The Tax Foundation’s 2013 edition of the State Business Tax Climate Index enables business leaders, government policymakers, and taxpayers to gauge how their states’ tax systems compare.

The 10 best states in this year’s Index are:

  1. Wyoming
  2. South Dakota
  3. Nevada
  4. Alaska
  5. Florida
  6. Washington
  7. New Hampshire
  8. Montana
  9. Texas
  10. Utah

The absence of a major tax is a dominant factor in vaulting many of these ten states to the top of the rankings. Property taxes and unemployment insurance taxes are levied in every state, but there are several states that do without one or more of the major taxes: the corporate tax, the individual income tax, or the sales tax. Wyoming, Nevada, and South Dakota have no corporate or individual income tax; Alaska has no individual income or state-level sales tax; Florida has no individual income tax; and New Hampshire and Montana have no sales tax.

The lesson is simple: a state that raises sufficient revenue without one of the major taxes will, all things being equal, have an advantage over those states that levy every tax in the state tax collector’s arsenal.
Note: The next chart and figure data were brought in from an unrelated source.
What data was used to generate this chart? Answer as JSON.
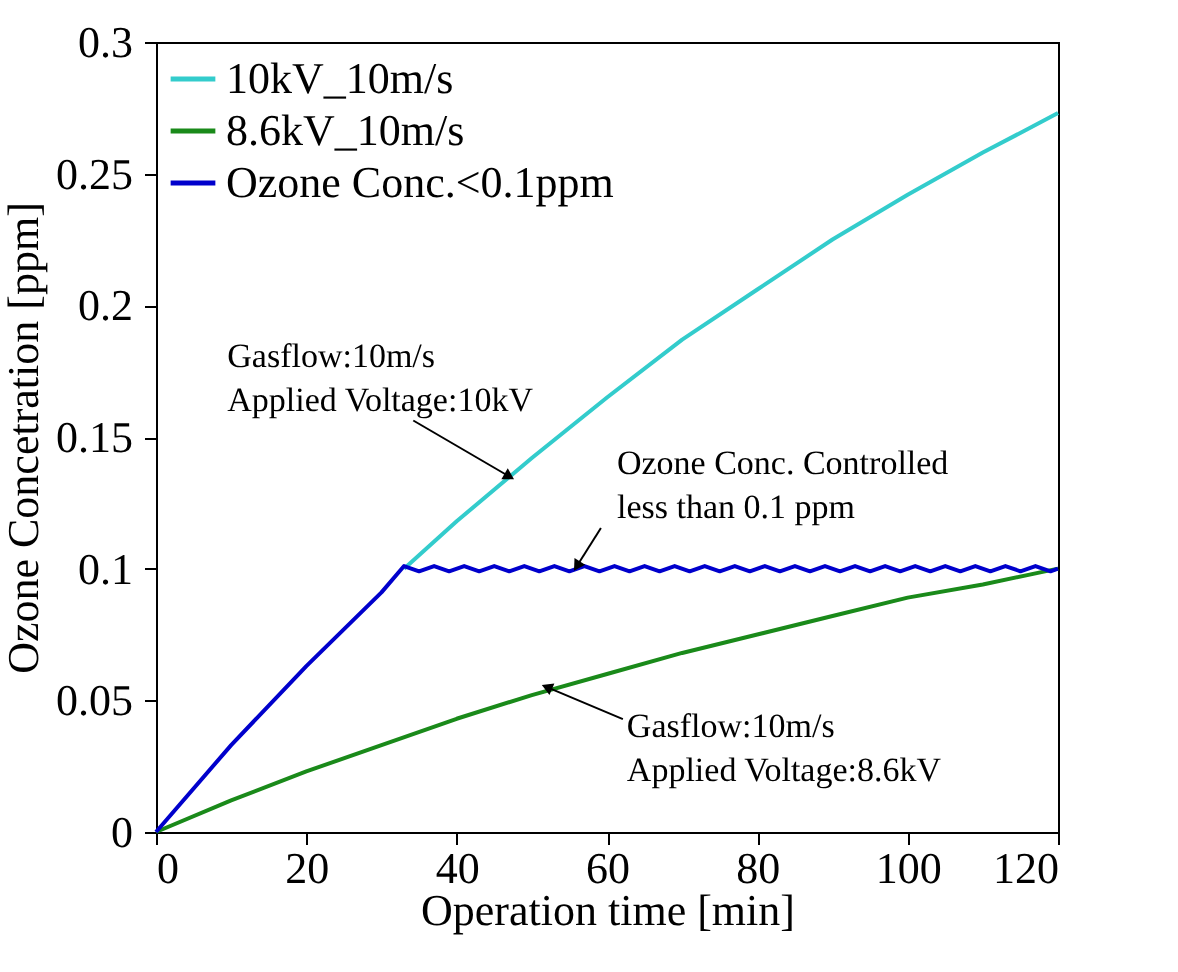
{
  "chart_data": {
    "type": "line",
    "xlabel": "Operation time [min]",
    "ylabel": "Ozone Concetration  [ppm]",
    "xlim": [
      0,
      120
    ],
    "xticks": [
      0,
      20,
      40,
      60,
      80,
      100,
      120
    ],
    "ylim": [
      0,
      0.3
    ],
    "yticks": [
      0,
      0.05,
      0.1,
      0.15,
      0.2,
      0.25,
      0.3
    ],
    "grid": false,
    "legend": "top left",
    "marker": "none",
    "line_style": "solid",
    "series": [
      {
        "name": "10kV_10m/s",
        "color": "#33cccc",
        "x": [
          33,
          40,
          50,
          60,
          70,
          80,
          90,
          100,
          110,
          120
        ],
        "values": [
          0.1,
          0.118,
          0.142,
          0.165,
          0.187,
          0.206,
          0.225,
          0.242,
          0.258,
          0.273
        ]
      },
      {
        "name": "8.6kV_10m/s",
        "color": "#1a8a1a",
        "x": [
          0,
          10,
          20,
          30,
          40,
          50,
          60,
          70,
          80,
          90,
          100,
          110,
          120
        ],
        "values": [
          0,
          0.012,
          0.023,
          0.033,
          0.043,
          0.052,
          0.06,
          0.068,
          0.075,
          0.082,
          0.089,
          0.094,
          0.1
        ]
      },
      {
        "name": "Ozone Conc.<0.1ppm",
        "color": "#0000cc",
        "x": [
          0,
          10,
          20,
          30,
          33,
          35,
          37,
          39,
          41,
          43,
          45,
          47,
          49,
          51,
          53,
          55,
          57,
          59,
          61,
          63,
          65,
          67,
          69,
          71,
          73,
          75,
          77,
          79,
          81,
          83,
          85,
          87,
          89,
          91,
          93,
          95,
          97,
          99,
          101,
          103,
          105,
          107,
          109,
          111,
          113,
          115,
          117,
          119,
          120
        ],
        "values": [
          0,
          0.033,
          0.063,
          0.091,
          0.101,
          0.099,
          0.101,
          0.099,
          0.101,
          0.099,
          0.101,
          0.099,
          0.101,
          0.099,
          0.101,
          0.099,
          0.101,
          0.099,
          0.101,
          0.099,
          0.101,
          0.099,
          0.101,
          0.099,
          0.101,
          0.099,
          0.101,
          0.099,
          0.101,
          0.099,
          0.101,
          0.099,
          0.101,
          0.099,
          0.101,
          0.099,
          0.101,
          0.099,
          0.101,
          0.099,
          0.101,
          0.099,
          0.101,
          0.099,
          0.101,
          0.099,
          0.101,
          0.099,
          0.1
        ]
      }
    ],
    "annotations": [
      {
        "text": "Gasflow:10m/s\nApplied Voltage:10kV",
        "x": 47,
        "y": 0.135
      },
      {
        "text": "Ozone Conc. Controlled\nless than 0.1 ppm",
        "x": 56,
        "y": 0.101
      },
      {
        "text": "Gasflow:10m/s\nApplied Voltage:8.6kV",
        "x": 52,
        "y": 0.055
      }
    ]
  }
}
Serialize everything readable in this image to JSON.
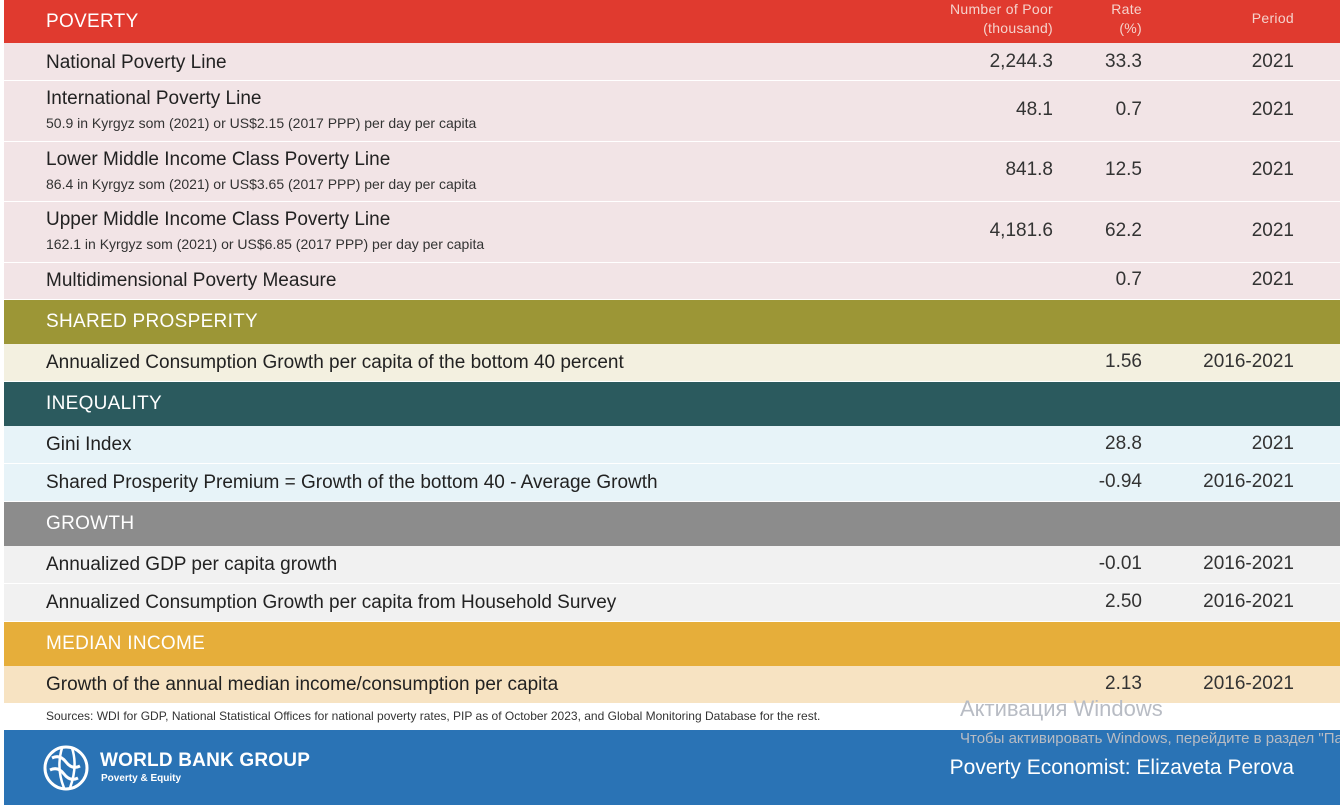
{
  "colors": {
    "poverty": "#e03a2f",
    "shared_prosperity": "#9c9636",
    "inequality": "#2b5a5e",
    "growth": "#8c8c8c",
    "median_income": "#e6ae3a",
    "footer": "#2a73b5"
  },
  "columns": {
    "number_line1": "Number of Poor",
    "number_line2": "(thousand)",
    "rate_line1": "Rate",
    "rate_line2": "(%)",
    "period": "Period"
  },
  "poverty": {
    "title": "POVERTY",
    "rows": [
      {
        "label": "National Poverty Line",
        "sub": "",
        "number": "2,244.3",
        "rate": "33.3",
        "period": "2021"
      },
      {
        "label": "International Poverty Line",
        "sub": "50.9 in Kyrgyz som (2021) or US$2.15 (2017 PPP) per day per capita",
        "number": "48.1",
        "rate": "0.7",
        "period": "2021"
      },
      {
        "label": "Lower Middle Income Class Poverty Line",
        "sub": "86.4 in Kyrgyz som (2021) or US$3.65 (2017 PPP) per day per capita",
        "number": "841.8",
        "rate": "12.5",
        "period": "2021"
      },
      {
        "label": "Upper Middle Income Class Poverty Line",
        "sub": "162.1 in Kyrgyz som (2021) or US$6.85 (2017 PPP) per day per capita",
        "number": "4,181.6",
        "rate": "62.2",
        "period": "2021"
      },
      {
        "label": "Multidimensional Poverty Measure",
        "sub": "",
        "number": "",
        "rate": "0.7",
        "period": "2021"
      }
    ]
  },
  "shared_prosperity": {
    "title": "SHARED PROSPERITY",
    "rows": [
      {
        "label": "Annualized Consumption Growth per capita of the bottom 40 percent",
        "rate": "1.56",
        "period": "2016-2021"
      }
    ]
  },
  "inequality": {
    "title": "INEQUALITY",
    "rows": [
      {
        "label": "Gini Index",
        "rate": "28.8",
        "period": "2021"
      },
      {
        "label": "Shared Prosperity Premium = Growth of the bottom 40 - Average Growth",
        "rate": "-0.94",
        "period": "2016-2021"
      }
    ]
  },
  "growth": {
    "title": "GROWTH",
    "rows": [
      {
        "label": "Annualized GDP per capita growth",
        "rate": "-0.01",
        "period": "2016-2021"
      },
      {
        "label": "Annualized Consumption Growth per capita from Household Survey",
        "rate": "2.50",
        "period": "2016-2021"
      }
    ]
  },
  "median_income": {
    "title": "MEDIAN INCOME",
    "rows": [
      {
        "label": "Growth of the annual median income/consumption per capita",
        "rate": "2.13",
        "period": "2016-2021"
      }
    ]
  },
  "sources": "Sources: WDI for GDP, National Statistical Offices for national poverty rates, PIP as of October 2023, and Global Monitoring Database for the rest.",
  "footer": {
    "org_name": "WORLD BANK GROUP",
    "org_sub": "Poverty & Equity",
    "logo_icon": "globe-icon",
    "economist": "Poverty Economist: Elizaveta Perova"
  },
  "watermark": {
    "title": "Активация Windows",
    "text": "Чтобы активировать Windows, перейдите в раздел \"Параметры\"."
  }
}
The 10 lowest ranked, or worst, states in this year’s Index are:

  • Maryland (#41)
  • Iowa
  • Wisconsin
  • North Carolina
  • Minnesota
  • Rhode Island
  • Vermont
  • California
  • New Jersey
  • New York (#50)

Despite moderate corporate taxes, New York scores at the bottom this year by having the worst individual income tax, the sixth-worst unemployment insurance taxes, and the sixth-worst property taxes. The states in the bottom 10 suffer from the same afflictions: complex, non-neutral taxes with comparatively high rates.

Maine had the most sizable rank improvement this year, as a repeal of their alternative minimum tax and a change in treatment of net operating losses vaulted them from 37th to 30th best overall. Michigan made a sizable leap by replacing their cumbersome and distortionary gross receipts tax (the Michigan Business Tax) with a flat 6 percent corporate income tax that is largely free of special tax preferences. This improved their overall rank from 18th to 12th best, and their corporate ranking from 49th to 7th best.

The 2013 Index represents the tax climate of each state as of July 1, 2012, the first day of the standard 2013 state fiscal year.